Шрифт:
Интервал:
Закладка:
После войны писатели и представители интеллигенции заговорили в печати о необходимости очистить немецкий язык от нацистского лексикона. Вскоре выяснилось, что легче всего избавиться от всего, связанного с нацистскими призывами к самоотверженной деятельности. Такие слова, как «действие», «буря», «движение», «борьба», «барабанщик», «твердость», «мощь», «благотворительный взнос», «мужественная жертва», оказались глубоко скомпрометированы. Впрочем, в Восточной Германии они продолжали жить в причудливом слиянии воинственной и антивоенной риторики, типичной для языка немецкого коммунизма начиная с 1920-х гг. У жителей Западной Германии на смену разочаровавшему «чудо-оружию» пришло поразительное «экономическое чудо», а «обаяние фюрера» превратилось в «обаяние зла». Вместо «вести за собой молодежь» теперь говорили «вводить молодых в заблуждение» – как будто нацисты манипулировали немецким народом с помощью языка, а не сами люди пользовались тем же языком, чтобы воодушевленно заявить о своей преданности делу в личных письмах и дневниках [52].

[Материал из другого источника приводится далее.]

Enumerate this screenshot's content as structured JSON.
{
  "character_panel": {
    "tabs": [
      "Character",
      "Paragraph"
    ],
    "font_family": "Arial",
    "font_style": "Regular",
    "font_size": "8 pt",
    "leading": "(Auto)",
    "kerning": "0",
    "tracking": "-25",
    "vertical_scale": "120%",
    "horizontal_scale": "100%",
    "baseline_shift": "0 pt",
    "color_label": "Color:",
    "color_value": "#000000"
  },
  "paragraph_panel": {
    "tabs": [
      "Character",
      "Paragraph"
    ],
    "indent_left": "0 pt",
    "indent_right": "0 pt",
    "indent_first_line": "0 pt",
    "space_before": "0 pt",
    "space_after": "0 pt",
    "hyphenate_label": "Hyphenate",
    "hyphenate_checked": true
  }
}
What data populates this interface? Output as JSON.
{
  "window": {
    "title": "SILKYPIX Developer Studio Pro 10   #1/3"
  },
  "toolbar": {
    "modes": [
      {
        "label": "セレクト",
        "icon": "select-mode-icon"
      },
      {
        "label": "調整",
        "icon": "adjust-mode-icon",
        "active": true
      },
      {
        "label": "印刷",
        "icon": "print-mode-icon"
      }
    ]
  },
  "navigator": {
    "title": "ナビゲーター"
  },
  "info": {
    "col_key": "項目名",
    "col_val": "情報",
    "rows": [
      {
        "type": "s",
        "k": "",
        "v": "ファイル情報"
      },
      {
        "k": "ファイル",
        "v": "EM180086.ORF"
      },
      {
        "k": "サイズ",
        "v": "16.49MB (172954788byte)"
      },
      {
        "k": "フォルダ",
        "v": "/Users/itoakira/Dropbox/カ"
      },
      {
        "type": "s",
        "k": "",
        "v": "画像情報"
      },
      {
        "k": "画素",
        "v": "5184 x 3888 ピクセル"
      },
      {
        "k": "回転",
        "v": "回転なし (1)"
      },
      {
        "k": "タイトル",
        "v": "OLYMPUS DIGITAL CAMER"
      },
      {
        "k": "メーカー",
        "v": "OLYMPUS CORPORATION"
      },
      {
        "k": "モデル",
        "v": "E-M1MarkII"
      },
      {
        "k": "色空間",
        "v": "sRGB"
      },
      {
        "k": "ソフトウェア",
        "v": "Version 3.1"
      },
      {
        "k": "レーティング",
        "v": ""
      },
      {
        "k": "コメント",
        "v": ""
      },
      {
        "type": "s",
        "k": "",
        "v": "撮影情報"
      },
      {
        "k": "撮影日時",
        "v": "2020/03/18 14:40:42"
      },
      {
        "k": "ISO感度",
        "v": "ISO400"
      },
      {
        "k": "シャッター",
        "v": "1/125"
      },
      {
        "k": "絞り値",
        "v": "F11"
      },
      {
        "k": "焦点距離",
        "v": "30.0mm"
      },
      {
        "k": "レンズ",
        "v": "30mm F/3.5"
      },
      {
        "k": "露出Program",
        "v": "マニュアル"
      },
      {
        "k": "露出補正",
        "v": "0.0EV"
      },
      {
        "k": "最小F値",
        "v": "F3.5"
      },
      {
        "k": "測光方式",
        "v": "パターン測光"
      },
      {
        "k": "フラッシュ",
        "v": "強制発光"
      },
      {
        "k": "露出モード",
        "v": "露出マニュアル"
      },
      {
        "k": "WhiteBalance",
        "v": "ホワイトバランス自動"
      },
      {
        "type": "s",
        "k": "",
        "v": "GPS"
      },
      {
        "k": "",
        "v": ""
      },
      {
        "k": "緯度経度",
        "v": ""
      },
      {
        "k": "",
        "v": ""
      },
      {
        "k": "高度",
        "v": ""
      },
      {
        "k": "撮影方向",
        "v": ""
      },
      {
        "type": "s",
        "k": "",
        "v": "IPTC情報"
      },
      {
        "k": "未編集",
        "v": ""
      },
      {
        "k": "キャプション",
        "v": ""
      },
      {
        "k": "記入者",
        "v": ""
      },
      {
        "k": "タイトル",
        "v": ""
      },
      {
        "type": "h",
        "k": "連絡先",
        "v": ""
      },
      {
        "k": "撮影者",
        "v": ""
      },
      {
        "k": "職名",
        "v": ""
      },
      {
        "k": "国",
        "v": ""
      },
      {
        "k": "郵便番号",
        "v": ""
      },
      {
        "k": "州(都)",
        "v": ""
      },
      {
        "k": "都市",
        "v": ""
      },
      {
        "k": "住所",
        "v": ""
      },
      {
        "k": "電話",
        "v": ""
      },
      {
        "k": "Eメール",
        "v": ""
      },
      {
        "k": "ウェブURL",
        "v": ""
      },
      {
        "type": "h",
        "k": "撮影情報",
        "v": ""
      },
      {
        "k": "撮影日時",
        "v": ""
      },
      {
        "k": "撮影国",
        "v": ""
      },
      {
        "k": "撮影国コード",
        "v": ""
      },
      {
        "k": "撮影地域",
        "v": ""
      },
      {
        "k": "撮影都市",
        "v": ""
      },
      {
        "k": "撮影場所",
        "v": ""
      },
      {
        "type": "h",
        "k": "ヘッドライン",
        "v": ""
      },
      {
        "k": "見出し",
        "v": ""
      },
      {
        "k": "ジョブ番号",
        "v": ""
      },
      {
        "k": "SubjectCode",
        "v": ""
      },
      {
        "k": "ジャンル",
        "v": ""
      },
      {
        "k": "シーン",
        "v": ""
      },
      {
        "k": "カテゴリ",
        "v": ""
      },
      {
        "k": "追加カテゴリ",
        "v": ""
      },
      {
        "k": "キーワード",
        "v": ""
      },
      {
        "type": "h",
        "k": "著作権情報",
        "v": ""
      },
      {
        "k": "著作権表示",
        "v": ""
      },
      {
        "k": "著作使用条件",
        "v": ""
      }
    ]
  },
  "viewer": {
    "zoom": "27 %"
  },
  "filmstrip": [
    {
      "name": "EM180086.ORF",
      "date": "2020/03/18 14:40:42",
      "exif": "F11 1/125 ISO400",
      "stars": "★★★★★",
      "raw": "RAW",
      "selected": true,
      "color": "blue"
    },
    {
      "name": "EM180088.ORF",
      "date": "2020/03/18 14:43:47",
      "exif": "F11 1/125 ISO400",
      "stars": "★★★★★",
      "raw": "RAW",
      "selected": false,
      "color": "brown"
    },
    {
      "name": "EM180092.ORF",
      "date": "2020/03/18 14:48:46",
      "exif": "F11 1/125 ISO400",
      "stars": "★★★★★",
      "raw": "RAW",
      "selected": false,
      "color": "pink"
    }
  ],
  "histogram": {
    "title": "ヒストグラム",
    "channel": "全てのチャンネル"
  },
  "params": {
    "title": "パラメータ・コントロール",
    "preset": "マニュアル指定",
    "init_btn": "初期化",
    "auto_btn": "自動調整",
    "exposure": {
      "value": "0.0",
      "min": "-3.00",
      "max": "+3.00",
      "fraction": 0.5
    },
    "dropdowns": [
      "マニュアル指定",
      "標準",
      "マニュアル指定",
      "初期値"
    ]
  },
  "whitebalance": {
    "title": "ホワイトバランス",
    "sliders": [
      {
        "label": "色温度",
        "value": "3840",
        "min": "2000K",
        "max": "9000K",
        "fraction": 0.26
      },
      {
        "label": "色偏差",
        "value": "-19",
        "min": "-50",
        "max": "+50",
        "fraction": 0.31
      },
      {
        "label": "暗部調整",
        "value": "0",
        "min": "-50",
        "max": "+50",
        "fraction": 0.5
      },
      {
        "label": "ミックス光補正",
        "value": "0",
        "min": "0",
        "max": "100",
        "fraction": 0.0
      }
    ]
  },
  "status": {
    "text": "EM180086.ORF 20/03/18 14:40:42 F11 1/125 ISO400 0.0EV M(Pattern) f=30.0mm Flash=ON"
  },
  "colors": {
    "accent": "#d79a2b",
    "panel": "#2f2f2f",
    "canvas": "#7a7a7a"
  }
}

Но чтобы очистить язык от нацизма, требовалось не только перечеркнуть ценности, ассоциирующиеся с прежней властью. Некоторые слова поражали многообразием значений: так, словом Lager могли называть что угодно, от летних лагерей и эвакуационных интернатов до военных казарм и лагерей смерти, а слово Betreuung («попечение») в равной мере относилось к детским садам, исправительным заведениям и администрации концлагерей. Нацистский немецкий язык сделал обычное зловещим, а чудовищное – тривиальным. Нацистская риторика работала в рамках существующих традиций, соединяя отрывистый военный жаргон с поэтикой немецкого романтизма и переплавляя их в язык обостренных ощущений и непосредственного эмоционального опыта, поощряющий «глубочайшую верность» и «фанатичную волю». Но даже самые активные сторонники лингвистической чистки охотно оставляли для личного использования менее агрессивные, но потенциально даже более мощные нацистские термины, такие как durchhalten – «держаться». По мере того как язык активной жертвенности отходил на второй план, его место занимал пассивный, религиозно окрашенный язык страдания, причем в немецком языке подобное смещение акцента могло происходить без изменения центрального слова: Opfer обозначало как акт жертвоприношения, так и саму жертву. Но извлеченная из порывистых, воинственных и деятельных призывов нацистов и коммунистов Opfer быстро превратилась в воплощение беспомощности, пассивной жертвы, вопиющей об общественном сострадании. Для детей войны это тоже был нелегкий груз [53].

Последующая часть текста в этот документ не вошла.